A hand crafted mug that has a lot of additional detail and time involved might be priced substantially higher as more of an art piece than a production mug that is thrown in a few minutes, trimmed in a few minutes and a couple of minutes of a 2-3 hour glazing session along with a small corner of a kiln (our 9 cf kiln cost about $6-7 to fire by the way). 30 seconds more of bottom sanding an it is ready to go out the door somewhere.
This production mug is still going to be a beautiful handcrafted mug (may well have a little carving or slip work) and gleaned from hours of drawings, testing and other design work by the potter, perfected for production runs and will be priced at say $25 retail.
A $12.50 split works out OK for the potter and selling direct to the public will earn $15-$17.50. Direct selling through decent size fairs cost about 30-40% in expenses (but you will get some show labor at slightly above min wage out of that :-) and could increase north of 50% if you have a string of show failures and have to eat some additional cost somewhere. Like Mark said, it is going to be a moving target trying to attach direct expenses to individual production items if you make and sell many.
One thing I would warn is not to take more involved artistic studio work that is done on a functional piece of pottery, like a mug, that you invest a lot of time in and then price it like a production piece or you will have trouble making it work.
Not sure I agree with your pricing based on experience. A subpar mug should not go out and if its a quality mug then why should it not be priced a what is perceived to be the market rate? A famous potter may command much more but you are advocating pricing at well below what I think most folks see the market rate of 20-25 bucks for artisan made handcrafted mugs. I think this is what the artisan market sees as an average price for a nice hand thrown mug (I am assuming your talking about hand thrown mugs and not slab work).

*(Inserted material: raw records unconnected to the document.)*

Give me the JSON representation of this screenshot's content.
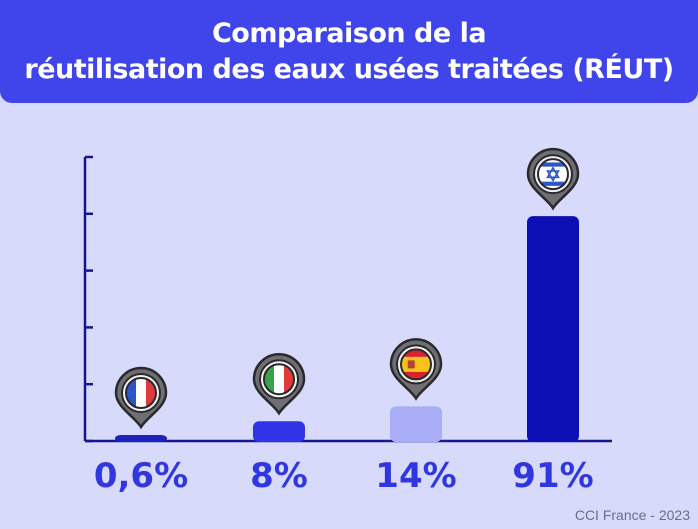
{
  "header": {
    "title_line1": "Comparaison de la",
    "title_line2": "réutilisation des eaux usées traitées (RÉUT)"
  },
  "chart_data": {
    "type": "bar",
    "title": "Comparaison de la réutilisation des eaux usées traitées (RÉUT)",
    "categories": [
      "France",
      "Italie",
      "Espagne",
      "Israël"
    ],
    "values": [
      0.6,
      8,
      14,
      91
    ],
    "value_labels": [
      "0,6%",
      "8%",
      "14%",
      "91%"
    ],
    "unit": "%",
    "ylim": [
      0,
      100
    ],
    "y_ticks": 5,
    "grid": false,
    "legend": "none",
    "bar_colors": [
      "#1e22b8",
      "#2f35e6",
      "#a8adf5",
      "#0c0fb3"
    ],
    "axis_color": "#14178f",
    "label_color": "#3137e0",
    "markers": [
      "france-flag-icon",
      "italy-flag-icon",
      "spain-flag-icon",
      "israel-flag-icon"
    ]
  },
  "footer": {
    "source": "CCI France - 2023"
  }
}
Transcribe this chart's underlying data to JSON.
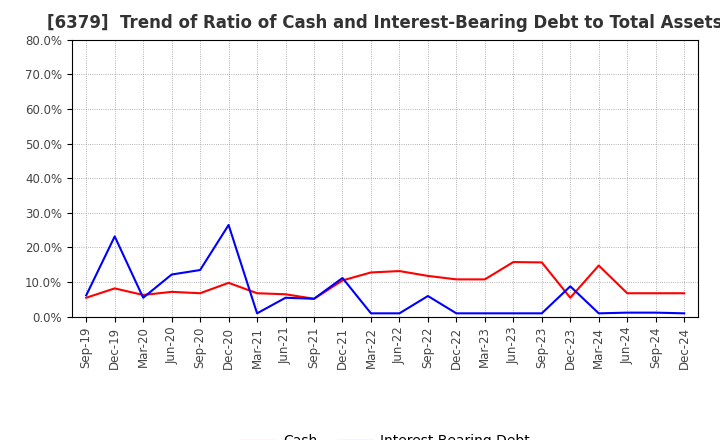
{
  "title": "[6379]  Trend of Ratio of Cash and Interest-Bearing Debt to Total Assets",
  "x_labels": [
    "Sep-19",
    "Dec-19",
    "Mar-20",
    "Jun-20",
    "Sep-20",
    "Dec-20",
    "Mar-21",
    "Jun-21",
    "Sep-21",
    "Dec-21",
    "Mar-22",
    "Jun-22",
    "Sep-22",
    "Dec-22",
    "Mar-23",
    "Jun-23",
    "Sep-23",
    "Dec-23",
    "Mar-24",
    "Jun-24",
    "Sep-24",
    "Dec-24"
  ],
  "cash": [
    0.055,
    0.082,
    0.063,
    0.072,
    0.068,
    0.098,
    0.068,
    0.065,
    0.052,
    0.105,
    0.128,
    0.132,
    0.118,
    0.108,
    0.108,
    0.158,
    0.157,
    0.055,
    0.148,
    0.068,
    0.068,
    0.068
  ],
  "ibd": [
    0.062,
    0.232,
    0.055,
    0.122,
    0.135,
    0.265,
    0.01,
    0.055,
    0.052,
    0.112,
    0.01,
    0.01,
    0.06,
    0.01,
    0.01,
    0.01,
    0.01,
    0.088,
    0.01,
    0.012,
    0.012,
    0.01
  ],
  "cash_color": "#ff0000",
  "ibd_color": "#0000ff",
  "ylim": [
    0.0,
    0.8
  ],
  "yticks": [
    0.0,
    0.1,
    0.2,
    0.3,
    0.4,
    0.5,
    0.6,
    0.7,
    0.8
  ],
  "ytick_labels": [
    "0.0%",
    "10.0%",
    "20.0%",
    "30.0%",
    "40.0%",
    "50.0%",
    "60.0%",
    "70.0%",
    "80.0%"
  ],
  "bg_color": "#ffffff",
  "grid_color": "#999999",
  "legend_cash": "Cash",
  "legend_ibd": "Interest-Bearing Debt",
  "title_fontsize": 12,
  "tick_fontsize": 8.5
}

I would argue that the adjustment is made if you're honest about the work and only sell beautiful mugs and trash the rest. This means that a new professional is going to have a much higher failure rate than a seasoned pro and make less because of this. The mugs that hit the market though are all of high quality and priced right. Everyone is served as the market is not depressed and the seasoned pro is realizing some additional perk of his/her years of hard work.
The business forum moderator, Mea Rhee, did a fantastic hourly earnings project that was published by this sites magazine and Mark C's and others threads offer of lots and lots of details on making a living at this.
Good luck with your first wholesale customer!